As more stressors are added into our daily regimes and we seek to maximize the value of our land through gardening and agriculture, humans are turning to introduce good bacteria to counter the negative impacts of bad bacteria.

You can’t argue with results, either. It’s easy to find stories from people who integrated goat’s yogurt, for example, into their diets and eradicated skin conditions, or those drinking kombucha reducing blood pressure. The same can be found for growers who add inoculants to their agricultural regimes.

Peer-reviewed studies published in the journal Microbiological Research (yes, there’s a journal for everything these days) showed that adding in mixtures of bacteria helps improve the fertile qualities of soil — regardless of whether or not a grower adds organic fertilizer.

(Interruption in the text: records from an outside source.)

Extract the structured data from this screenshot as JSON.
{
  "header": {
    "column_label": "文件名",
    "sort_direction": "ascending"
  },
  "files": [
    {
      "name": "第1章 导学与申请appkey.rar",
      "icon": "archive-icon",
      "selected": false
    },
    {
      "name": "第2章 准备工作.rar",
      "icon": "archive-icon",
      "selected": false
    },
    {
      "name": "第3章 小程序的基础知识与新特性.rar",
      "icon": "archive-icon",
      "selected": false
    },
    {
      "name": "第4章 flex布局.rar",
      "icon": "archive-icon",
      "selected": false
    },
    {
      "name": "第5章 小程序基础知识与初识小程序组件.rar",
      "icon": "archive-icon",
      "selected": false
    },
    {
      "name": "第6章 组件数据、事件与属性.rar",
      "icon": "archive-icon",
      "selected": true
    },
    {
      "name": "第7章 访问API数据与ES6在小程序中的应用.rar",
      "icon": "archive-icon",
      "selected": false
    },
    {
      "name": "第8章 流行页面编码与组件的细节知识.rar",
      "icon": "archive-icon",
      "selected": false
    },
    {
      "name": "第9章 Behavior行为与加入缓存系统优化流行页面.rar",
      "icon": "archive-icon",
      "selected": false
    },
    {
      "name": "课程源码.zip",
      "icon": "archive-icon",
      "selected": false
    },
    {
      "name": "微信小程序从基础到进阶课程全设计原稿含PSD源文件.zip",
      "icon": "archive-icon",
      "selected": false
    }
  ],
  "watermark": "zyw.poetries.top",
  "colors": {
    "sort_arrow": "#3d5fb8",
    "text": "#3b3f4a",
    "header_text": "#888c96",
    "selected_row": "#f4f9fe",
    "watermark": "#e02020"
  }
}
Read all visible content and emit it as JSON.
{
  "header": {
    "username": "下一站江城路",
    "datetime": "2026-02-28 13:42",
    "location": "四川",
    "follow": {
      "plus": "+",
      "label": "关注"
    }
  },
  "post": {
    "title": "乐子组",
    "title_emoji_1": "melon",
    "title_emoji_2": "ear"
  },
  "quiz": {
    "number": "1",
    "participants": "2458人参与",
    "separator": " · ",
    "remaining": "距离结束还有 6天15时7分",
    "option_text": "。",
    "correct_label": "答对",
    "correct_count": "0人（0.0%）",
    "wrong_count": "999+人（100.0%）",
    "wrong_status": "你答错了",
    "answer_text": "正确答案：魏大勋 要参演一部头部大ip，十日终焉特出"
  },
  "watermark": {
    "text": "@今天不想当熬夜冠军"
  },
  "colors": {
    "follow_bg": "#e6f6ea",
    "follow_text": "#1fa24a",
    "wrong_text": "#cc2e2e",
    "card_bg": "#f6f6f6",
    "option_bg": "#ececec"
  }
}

Simply put, inoculants help plants soak up more nutrients in basically the same way that probiotics and prebiotics help humans process and digest nutrients in their bodies. Bacteria help gardeners keep their plants strong and resilient, just as these micro-organisms help protect us against sickness.

The challenge isn’t so much how to tell the difference between good bacteria and bad bacteria, but how to increase good bacteria in both soils and the gastrointestinal tract. In the last few decades, the science has become clearer.

Probiotics were once considered snake oil, and today they are part of a multi-million-dollar industry. While inoculates for gardening are less well-known, the interest of both commercial farmers and residential gardeners is growing.

Thanks to research, we know the importance and power that healthy bacteria levels can offer our environments. Humans are no longer at the mercy of the countless microscopic organisms that completely surround us. Instead of killing everything with chemical-laden soaps, more people are recognizing their ability to improve resilience to disease while increasing strength and productivity.

To a bacterium, it’s the same in the gut as it is in the garden.